COFFEE IS FOR CLOSERS, LIZA
Mary Worth, 6/29/11
So, this might not be the most outrageous moment in Mary Worth history — nobody died in a fiery car crash, or was lured into a sex den or thrown bodily out of a rehearsal dinner — but it’s delightfully shocking all the same. Mary has decided to help Liza by finding an outlet for her persistent nature! And by “persistent” we means “psychotic.” Liza will be the kind of salesperson who repeatedly calls you to urge you to buy whatever it is she’s peddling, shows up at your work and home unannounced with already filled out paperwork so you can “just finalize that deal we worked out,” and eventually rifle through your trash to find your signature, the better to forge it and close the sale with your consent. She’ll be a millionaire within a year!
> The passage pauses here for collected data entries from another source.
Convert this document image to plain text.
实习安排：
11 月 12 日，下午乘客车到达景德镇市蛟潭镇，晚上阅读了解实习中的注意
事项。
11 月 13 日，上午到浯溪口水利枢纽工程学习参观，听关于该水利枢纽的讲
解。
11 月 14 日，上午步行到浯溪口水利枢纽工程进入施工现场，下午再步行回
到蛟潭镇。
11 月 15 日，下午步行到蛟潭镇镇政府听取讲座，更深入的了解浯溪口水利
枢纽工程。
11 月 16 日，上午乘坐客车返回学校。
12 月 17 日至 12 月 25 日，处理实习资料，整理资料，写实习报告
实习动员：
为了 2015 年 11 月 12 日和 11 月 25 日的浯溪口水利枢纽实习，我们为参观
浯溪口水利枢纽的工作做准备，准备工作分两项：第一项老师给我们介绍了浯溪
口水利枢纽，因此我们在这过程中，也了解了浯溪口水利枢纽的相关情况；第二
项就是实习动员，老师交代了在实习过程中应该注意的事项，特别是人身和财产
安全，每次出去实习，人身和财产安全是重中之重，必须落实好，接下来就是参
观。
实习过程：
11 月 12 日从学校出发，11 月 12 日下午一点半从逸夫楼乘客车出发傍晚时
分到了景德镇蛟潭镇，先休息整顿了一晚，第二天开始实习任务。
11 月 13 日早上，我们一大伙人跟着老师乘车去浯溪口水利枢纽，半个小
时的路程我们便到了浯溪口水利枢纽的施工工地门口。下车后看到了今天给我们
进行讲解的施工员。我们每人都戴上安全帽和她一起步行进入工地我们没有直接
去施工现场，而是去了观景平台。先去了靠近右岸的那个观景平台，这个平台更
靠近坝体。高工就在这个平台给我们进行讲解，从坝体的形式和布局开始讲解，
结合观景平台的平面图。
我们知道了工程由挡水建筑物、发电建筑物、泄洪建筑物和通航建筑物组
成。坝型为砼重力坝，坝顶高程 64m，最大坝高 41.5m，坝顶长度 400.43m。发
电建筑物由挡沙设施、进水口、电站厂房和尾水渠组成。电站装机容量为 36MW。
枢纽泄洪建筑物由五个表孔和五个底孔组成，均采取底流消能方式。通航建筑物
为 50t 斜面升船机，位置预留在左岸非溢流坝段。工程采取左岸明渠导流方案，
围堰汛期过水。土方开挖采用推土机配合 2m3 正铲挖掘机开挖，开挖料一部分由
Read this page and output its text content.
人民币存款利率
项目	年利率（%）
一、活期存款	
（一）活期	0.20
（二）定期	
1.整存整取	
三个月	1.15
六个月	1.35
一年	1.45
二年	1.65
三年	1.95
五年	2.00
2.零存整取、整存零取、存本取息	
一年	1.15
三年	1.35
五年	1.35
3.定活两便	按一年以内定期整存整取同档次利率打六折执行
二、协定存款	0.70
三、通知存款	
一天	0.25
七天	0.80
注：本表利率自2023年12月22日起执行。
Speaking of aggressive salespeople, Marmaduke has done pretty well in establishing this magazine shill as threatening with only some sunglasses and a leer. Not that he’ll be trouble for long, as Marmaduke is going to eat him in a minute.
“Oh, and in unrelated news, we dogs have managed to develop bipedalism and opposable digits. Combine that with our powers of telepathic communication and you humans are totally screwed!”
“Oh, that’s right, I had to fire everyone at the paper, because of the Internet. Welp, guess I’ll update the blog and call it a night!”